Avrupa Robotik Ağı Euron’un Koordinatörü ve ELROB jürisi üyelerinden Henrik Christensen, ELROB’un bundan sonra her yıl yapılacağını, sivil ve askeri amaçların her yıl rotasyona tabi tutulacağını kaydetti. Bir sonraki ELROB, 2007 yılının eylül ayında İsviçre’de yapılacak.
“Henüz işin başındayız“
ELROB 2006’yı değerlendiren Tuğgeneral Reinhard Kammerer, robot sistemlerinde Avrupa’da henüz işin başında olduklarını söyledi. Alman Ordusu’nun talebiyle Würzburg Üniversitesi uzmanlarınca geliştirilen ve Merlin adı verilen robot, hemen her görevin üstesinden başarıyla gelirken ELROB’da sergilenen robotlar sürekli arızalar ve sorunlarla karşılaştılar.

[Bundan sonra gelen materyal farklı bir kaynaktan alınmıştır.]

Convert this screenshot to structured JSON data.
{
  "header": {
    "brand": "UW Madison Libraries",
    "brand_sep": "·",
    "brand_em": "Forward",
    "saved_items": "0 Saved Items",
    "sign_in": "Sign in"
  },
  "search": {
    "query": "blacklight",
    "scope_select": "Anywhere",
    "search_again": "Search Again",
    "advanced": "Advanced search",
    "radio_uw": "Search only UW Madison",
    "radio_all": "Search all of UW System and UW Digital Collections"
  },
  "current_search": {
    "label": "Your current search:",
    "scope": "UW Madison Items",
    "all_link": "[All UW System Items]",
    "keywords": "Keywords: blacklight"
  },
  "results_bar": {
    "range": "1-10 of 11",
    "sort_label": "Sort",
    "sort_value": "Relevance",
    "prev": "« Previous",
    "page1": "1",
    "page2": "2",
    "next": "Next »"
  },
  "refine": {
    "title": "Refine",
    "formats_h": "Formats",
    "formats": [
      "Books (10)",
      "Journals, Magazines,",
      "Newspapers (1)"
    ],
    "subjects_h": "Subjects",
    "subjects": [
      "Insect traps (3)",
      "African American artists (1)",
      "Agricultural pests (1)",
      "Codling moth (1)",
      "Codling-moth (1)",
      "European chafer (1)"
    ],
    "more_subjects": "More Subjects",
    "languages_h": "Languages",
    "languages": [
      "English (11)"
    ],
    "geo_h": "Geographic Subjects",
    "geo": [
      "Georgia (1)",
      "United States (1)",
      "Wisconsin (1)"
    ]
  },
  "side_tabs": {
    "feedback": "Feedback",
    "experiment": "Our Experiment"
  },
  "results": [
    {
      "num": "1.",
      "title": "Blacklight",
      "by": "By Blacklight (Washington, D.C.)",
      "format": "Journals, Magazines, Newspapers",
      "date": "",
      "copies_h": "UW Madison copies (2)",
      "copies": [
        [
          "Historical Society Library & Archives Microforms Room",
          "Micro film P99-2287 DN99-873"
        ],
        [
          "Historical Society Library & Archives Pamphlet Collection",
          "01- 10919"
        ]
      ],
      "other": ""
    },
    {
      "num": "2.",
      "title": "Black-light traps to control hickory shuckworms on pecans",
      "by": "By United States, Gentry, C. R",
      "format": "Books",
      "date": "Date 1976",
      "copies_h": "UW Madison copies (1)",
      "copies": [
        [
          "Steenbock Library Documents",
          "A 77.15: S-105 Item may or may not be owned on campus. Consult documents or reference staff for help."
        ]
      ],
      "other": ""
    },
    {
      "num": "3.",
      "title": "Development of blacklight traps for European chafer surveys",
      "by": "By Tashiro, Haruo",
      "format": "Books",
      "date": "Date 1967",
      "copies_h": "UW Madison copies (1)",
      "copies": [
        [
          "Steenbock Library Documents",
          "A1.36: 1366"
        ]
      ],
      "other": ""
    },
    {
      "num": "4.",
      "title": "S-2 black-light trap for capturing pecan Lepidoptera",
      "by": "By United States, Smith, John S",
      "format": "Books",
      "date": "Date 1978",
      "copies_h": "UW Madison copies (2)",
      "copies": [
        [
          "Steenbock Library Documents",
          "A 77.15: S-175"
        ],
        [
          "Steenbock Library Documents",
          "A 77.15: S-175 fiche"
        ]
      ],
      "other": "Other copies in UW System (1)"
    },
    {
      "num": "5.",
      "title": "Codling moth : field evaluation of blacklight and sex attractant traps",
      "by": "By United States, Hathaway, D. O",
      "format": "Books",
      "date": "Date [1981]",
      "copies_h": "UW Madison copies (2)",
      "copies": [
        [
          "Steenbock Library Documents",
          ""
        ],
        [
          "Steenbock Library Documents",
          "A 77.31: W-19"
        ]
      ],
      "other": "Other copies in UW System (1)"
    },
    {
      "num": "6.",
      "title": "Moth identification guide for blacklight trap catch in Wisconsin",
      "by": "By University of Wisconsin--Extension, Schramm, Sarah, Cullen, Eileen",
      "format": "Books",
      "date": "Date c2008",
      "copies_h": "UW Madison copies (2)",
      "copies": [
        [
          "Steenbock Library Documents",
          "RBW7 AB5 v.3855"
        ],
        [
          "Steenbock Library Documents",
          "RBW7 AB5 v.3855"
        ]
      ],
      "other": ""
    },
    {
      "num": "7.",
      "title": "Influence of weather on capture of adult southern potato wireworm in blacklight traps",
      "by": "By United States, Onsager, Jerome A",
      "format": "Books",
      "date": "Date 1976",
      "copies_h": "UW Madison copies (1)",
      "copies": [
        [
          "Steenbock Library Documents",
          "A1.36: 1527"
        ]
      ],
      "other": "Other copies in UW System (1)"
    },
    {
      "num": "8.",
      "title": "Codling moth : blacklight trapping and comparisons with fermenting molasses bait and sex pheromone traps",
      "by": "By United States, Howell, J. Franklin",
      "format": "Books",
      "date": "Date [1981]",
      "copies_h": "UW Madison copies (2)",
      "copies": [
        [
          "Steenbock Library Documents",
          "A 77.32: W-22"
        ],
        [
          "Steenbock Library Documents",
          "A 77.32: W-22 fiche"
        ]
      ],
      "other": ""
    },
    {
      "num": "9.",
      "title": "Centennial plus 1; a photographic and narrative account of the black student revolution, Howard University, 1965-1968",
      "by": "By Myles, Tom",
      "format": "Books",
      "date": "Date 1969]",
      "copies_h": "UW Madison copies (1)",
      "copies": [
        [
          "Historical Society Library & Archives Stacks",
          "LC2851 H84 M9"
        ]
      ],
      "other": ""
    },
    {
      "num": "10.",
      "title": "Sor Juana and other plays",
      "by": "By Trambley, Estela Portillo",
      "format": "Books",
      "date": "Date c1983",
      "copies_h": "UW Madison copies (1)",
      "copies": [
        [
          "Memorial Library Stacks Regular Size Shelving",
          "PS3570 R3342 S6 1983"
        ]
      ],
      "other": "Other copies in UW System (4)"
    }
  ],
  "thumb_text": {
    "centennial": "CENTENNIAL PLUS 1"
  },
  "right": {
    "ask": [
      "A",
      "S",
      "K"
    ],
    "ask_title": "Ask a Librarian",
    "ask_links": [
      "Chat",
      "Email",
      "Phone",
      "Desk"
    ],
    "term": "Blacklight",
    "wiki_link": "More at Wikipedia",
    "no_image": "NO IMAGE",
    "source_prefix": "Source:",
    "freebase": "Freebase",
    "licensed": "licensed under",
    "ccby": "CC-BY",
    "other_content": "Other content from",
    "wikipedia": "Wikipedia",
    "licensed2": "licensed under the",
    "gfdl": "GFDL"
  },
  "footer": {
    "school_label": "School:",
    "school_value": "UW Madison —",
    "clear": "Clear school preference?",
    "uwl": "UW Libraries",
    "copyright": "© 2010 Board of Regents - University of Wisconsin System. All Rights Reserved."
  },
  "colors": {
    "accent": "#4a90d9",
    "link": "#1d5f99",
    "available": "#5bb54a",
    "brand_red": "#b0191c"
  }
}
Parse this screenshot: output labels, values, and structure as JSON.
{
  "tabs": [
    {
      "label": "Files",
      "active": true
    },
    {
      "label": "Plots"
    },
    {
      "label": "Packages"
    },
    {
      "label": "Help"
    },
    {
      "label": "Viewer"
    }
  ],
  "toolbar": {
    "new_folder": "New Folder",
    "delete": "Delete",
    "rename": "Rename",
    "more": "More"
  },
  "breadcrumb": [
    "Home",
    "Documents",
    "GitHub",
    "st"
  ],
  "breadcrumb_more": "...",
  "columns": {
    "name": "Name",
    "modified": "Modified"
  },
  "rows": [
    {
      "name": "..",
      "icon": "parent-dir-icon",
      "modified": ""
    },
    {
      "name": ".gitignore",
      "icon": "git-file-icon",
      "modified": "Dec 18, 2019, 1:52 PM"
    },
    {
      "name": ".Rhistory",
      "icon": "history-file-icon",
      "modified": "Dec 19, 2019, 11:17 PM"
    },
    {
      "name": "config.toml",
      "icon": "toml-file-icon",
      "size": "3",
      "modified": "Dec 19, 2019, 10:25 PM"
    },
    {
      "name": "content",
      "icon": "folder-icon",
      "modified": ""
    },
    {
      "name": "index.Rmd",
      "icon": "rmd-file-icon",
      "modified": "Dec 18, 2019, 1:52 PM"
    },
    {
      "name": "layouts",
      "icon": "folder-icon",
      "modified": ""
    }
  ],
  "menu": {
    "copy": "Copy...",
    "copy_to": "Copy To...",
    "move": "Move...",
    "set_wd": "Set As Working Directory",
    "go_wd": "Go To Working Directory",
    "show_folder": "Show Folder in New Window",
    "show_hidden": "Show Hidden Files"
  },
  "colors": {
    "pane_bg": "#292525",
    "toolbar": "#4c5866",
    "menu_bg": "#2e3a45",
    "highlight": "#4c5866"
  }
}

Yapay zeka ve robotiği birleştiren ikinci etkinlik, 14-20 haziran tarihleri arasında Bremen’de yapıldı. Bu yıl 10’ncusu yapılan Robocup yani Robot Dünya Futbol Kupası’nın ilik 1997 yılında Japonya’nın Nogaya kentinde düzenlenmişti. Futbol oynayan robot fikri, Kanadalı Alan Mackworth tarafından ortaya atıldı. Bugün Robocup faaliyetinin temel hedefi 2050 yılına odaklanmış durumda: 2050 yılının dünya futbol şampiyonunu, Robocup birincisiyle karşı karşıya getirmek…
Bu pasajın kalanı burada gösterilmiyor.